Bob can force equality only when:
2 * diff == 9 * (rightQ - leftQ)
If this condition holds, return False because Bob wins.
Otherwise, return True because Alice wins.
Why it works
The game reduces to balancing total achievable score adjustments between the two halves.
Question marks that appear symmetrically across both halves cancel each other because Bob can mirror Alice’s moves. Only the imbalance in question mark counts matters.
Each unmatched question mark pair contributes an effective difference capacity of 9. If the current digit difference exactly matches this compensating capacity, Bob can force equality. Otherwise, Alice can always preserve a nonzero difference.
This invariant completely characterizes the game outcome.
Python Solution
class Solution:
def sumGame(self, num: str) -> bool:
n = len(num)
half = n // 2
left_sum = 0
right_sum = 0
left_q = 0
right_q = 0
for i in range(half):
if num[i] == '?':
left_q += 1
else:
left_sum += int(num[i])
for i in range(half, n):
if num[i] == '?':
right_q += 1
else:
right_sum += int(num[i])
diff = left_sum - right_sum
return 2 * diff != 9 * (right_q - left_q)
The implementation directly follows the mathematical derivation.
The first half of the code gathers statistics for the left side:
- Sum of known digits
- Count of unknown positions
The second loop performs the same work for the right side.
After computing the current sum difference, the final line checks the key equilibrium condition.
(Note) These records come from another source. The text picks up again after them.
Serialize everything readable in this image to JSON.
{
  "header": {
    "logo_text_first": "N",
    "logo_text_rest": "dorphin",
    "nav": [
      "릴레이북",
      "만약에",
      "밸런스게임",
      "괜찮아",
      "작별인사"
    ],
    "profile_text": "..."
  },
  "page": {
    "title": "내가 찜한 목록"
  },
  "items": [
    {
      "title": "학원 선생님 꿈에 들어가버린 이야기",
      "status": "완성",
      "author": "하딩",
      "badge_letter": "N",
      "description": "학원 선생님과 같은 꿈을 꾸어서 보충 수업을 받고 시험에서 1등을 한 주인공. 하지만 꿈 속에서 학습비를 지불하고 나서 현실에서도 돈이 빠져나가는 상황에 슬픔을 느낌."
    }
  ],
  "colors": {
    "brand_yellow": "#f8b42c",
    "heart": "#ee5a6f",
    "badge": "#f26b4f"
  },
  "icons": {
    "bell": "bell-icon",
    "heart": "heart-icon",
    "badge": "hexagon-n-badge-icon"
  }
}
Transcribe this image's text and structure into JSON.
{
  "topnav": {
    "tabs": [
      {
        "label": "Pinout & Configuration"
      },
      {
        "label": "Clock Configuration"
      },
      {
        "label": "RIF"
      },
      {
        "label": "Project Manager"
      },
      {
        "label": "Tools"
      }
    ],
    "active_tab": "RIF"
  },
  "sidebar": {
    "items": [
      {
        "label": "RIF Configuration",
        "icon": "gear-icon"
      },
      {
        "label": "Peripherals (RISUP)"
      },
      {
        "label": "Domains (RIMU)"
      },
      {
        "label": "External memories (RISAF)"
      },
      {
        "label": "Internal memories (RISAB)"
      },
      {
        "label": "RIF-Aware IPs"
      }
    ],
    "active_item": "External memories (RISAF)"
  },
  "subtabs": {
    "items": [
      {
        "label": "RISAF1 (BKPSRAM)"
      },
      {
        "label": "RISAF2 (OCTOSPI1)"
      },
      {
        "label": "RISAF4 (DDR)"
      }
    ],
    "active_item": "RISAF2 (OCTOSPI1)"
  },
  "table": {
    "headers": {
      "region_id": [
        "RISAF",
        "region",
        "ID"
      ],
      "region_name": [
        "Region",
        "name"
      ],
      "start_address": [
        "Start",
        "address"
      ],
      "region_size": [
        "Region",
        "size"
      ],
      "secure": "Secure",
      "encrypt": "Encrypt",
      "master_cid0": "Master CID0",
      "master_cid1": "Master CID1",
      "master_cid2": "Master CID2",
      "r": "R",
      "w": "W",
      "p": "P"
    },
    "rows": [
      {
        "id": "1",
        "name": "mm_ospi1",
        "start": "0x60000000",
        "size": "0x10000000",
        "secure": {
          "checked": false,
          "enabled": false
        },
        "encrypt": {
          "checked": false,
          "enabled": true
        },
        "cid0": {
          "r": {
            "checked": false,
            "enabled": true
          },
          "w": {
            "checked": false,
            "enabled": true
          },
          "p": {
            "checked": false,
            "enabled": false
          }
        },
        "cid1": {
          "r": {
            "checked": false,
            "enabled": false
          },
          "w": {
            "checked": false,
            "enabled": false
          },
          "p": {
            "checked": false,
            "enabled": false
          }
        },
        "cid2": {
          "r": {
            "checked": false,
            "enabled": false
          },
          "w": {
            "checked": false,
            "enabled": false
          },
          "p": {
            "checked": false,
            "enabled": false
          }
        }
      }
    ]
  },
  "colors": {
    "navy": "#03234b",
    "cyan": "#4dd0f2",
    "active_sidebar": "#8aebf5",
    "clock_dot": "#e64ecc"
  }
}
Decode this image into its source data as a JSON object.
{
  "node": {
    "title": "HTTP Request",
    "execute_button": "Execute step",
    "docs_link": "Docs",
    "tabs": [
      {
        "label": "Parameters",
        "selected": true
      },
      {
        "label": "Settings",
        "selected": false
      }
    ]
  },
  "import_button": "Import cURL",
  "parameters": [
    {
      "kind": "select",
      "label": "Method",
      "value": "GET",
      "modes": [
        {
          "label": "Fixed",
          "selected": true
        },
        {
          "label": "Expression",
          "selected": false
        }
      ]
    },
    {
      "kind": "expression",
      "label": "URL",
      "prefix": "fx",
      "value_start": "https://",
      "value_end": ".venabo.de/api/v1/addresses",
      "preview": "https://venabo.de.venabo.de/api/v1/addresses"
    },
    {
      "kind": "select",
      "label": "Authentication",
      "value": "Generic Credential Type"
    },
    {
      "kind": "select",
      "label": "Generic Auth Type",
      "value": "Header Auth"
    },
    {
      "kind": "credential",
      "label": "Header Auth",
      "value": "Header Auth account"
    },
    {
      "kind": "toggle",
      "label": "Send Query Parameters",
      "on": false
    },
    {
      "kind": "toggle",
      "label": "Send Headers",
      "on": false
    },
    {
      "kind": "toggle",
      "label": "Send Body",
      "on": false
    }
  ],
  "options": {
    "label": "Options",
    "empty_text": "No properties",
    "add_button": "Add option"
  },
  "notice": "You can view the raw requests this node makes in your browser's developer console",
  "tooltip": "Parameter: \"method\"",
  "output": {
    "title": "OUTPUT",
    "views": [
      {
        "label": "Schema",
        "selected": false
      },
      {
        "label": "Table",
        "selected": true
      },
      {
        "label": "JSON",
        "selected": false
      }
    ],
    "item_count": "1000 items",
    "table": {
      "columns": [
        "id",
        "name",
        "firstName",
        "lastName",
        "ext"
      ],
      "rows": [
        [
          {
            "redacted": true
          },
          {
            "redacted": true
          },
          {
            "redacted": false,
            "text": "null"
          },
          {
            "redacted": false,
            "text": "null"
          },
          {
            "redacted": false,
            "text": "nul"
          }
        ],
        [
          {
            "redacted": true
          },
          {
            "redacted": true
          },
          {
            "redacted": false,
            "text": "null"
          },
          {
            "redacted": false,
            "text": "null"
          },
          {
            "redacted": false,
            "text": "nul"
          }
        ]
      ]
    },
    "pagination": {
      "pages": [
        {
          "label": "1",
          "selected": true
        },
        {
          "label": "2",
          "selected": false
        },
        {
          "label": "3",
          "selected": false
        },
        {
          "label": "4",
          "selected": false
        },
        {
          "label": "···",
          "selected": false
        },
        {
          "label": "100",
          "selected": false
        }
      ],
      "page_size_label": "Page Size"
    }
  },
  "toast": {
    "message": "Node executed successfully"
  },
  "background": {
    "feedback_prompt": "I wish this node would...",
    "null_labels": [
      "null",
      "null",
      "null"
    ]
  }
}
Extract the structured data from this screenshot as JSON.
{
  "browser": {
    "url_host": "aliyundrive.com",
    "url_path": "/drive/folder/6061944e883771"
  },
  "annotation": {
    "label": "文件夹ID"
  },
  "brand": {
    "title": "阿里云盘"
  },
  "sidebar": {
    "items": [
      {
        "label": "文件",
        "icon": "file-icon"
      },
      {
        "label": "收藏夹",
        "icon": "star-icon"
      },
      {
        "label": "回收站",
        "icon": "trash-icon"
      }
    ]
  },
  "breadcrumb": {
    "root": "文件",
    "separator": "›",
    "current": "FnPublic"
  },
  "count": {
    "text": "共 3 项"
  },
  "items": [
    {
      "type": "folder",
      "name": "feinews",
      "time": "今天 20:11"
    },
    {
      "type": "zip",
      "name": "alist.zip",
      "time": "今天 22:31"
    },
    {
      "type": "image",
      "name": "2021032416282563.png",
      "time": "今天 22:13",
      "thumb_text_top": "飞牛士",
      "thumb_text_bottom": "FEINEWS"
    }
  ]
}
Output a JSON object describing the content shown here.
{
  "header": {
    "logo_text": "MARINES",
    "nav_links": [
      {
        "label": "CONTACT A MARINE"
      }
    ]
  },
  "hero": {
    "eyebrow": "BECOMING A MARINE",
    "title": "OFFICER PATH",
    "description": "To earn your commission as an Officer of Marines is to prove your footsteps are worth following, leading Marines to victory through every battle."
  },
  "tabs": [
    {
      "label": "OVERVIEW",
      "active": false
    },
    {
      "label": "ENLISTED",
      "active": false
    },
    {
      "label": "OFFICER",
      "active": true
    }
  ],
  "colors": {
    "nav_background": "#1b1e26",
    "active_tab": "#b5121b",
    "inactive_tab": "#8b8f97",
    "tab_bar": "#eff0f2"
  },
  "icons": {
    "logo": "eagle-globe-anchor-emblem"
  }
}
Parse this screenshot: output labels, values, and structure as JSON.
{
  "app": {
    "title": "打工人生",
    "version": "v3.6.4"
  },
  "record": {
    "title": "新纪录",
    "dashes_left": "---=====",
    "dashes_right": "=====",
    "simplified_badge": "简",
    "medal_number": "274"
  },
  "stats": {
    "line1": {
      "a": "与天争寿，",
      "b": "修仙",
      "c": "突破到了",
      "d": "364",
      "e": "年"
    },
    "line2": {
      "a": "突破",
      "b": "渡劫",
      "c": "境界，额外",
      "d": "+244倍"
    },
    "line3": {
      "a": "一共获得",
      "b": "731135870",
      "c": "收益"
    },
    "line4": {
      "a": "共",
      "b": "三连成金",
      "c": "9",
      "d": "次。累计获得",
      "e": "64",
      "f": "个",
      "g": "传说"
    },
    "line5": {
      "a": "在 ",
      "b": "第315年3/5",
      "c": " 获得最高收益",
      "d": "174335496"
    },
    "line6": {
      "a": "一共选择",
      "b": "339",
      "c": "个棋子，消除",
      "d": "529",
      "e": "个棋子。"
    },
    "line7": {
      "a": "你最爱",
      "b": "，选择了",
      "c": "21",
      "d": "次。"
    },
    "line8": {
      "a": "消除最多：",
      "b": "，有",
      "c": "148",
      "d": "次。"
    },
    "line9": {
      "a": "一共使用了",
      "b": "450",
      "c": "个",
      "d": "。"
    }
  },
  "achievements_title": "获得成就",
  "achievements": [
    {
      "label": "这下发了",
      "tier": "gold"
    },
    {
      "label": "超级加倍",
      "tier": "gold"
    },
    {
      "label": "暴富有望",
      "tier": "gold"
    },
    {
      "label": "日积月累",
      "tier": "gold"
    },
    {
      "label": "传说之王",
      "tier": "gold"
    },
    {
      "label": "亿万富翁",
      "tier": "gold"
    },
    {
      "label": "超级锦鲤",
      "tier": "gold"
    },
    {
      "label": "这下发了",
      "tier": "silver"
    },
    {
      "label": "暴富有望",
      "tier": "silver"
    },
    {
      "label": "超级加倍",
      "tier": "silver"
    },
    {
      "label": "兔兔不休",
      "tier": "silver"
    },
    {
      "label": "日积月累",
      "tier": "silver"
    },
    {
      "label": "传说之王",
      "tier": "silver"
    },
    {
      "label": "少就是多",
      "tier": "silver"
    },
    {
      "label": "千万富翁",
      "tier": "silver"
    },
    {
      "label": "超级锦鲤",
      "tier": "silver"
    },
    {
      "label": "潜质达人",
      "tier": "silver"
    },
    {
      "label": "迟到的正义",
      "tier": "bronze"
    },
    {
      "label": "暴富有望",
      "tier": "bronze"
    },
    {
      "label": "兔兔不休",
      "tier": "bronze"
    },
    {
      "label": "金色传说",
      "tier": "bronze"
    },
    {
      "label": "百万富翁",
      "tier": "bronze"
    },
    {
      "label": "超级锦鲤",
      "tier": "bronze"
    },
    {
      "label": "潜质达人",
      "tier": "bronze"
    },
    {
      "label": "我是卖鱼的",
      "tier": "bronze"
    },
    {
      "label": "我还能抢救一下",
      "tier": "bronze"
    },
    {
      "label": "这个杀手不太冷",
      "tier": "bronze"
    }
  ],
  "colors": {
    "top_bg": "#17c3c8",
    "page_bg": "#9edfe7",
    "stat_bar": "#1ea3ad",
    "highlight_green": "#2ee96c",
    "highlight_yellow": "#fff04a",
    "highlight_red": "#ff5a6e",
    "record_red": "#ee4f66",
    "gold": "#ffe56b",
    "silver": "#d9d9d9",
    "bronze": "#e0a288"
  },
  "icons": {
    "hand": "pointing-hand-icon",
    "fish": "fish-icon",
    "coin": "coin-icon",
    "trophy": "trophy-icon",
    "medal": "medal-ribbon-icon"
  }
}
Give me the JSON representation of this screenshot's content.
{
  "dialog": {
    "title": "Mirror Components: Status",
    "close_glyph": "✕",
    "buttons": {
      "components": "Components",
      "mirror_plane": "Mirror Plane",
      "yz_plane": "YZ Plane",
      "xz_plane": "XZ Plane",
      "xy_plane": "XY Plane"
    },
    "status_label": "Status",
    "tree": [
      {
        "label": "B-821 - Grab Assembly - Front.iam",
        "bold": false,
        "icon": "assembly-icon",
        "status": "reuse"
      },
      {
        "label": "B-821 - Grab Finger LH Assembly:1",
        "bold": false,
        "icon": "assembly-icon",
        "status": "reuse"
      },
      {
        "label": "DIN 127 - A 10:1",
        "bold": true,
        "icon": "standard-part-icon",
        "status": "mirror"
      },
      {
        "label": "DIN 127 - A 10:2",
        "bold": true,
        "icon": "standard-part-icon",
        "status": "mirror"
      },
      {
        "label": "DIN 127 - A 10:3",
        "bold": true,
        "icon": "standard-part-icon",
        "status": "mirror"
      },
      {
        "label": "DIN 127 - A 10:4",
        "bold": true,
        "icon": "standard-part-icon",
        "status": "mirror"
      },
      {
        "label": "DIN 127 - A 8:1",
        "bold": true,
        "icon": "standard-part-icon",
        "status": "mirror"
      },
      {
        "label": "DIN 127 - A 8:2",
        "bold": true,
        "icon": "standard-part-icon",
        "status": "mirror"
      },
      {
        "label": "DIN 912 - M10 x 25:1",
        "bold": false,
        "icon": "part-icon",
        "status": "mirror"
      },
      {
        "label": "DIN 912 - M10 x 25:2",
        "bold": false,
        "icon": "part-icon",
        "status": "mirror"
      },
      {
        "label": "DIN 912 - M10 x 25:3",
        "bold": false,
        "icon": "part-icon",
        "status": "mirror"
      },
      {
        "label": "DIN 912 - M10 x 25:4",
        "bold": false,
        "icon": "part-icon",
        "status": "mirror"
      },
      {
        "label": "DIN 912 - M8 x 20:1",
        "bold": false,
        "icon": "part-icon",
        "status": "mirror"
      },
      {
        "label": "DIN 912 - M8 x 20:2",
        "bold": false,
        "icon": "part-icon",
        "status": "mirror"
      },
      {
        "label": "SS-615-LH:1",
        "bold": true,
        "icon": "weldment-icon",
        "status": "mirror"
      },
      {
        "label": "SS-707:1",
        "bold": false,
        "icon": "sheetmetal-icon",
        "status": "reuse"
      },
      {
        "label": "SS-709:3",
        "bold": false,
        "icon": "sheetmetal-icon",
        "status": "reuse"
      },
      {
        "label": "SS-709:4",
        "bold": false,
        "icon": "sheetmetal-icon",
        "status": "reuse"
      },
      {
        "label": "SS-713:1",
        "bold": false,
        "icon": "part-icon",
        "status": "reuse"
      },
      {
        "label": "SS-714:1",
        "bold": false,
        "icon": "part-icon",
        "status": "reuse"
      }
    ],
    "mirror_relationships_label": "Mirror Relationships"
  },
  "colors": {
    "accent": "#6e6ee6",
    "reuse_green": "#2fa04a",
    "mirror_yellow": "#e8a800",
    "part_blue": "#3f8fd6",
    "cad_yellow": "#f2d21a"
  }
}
If equality holds, Bob can force the final sums to match, so the function returns False. Otherwise, Alice can force inequality, so the function returns True.
The implementation uses only a few integer variables and scans the string once, making it highly efficient for large inputs.
Go Solution
func sumGame(num string) bool {
n := len(num)
half := n / 2
leftSum := 0
rightSum := 0
leftQ := 0
rightQ := 0
for i := 0; i < half; i++ {
if num[i] == '?' {
leftQ++
} else {
leftSum += int(num[i] - '0')
}
}
for i := half; i < n; i++ {
if num[i] == '?' {
rightQ++
} else {
rightSum += int(num[i] - '0')
}
}
diff := leftSum - rightSum
return 2*diff != 9*(rightQ-leftQ)
}
The Go implementation mirrors the Python solution almost exactly.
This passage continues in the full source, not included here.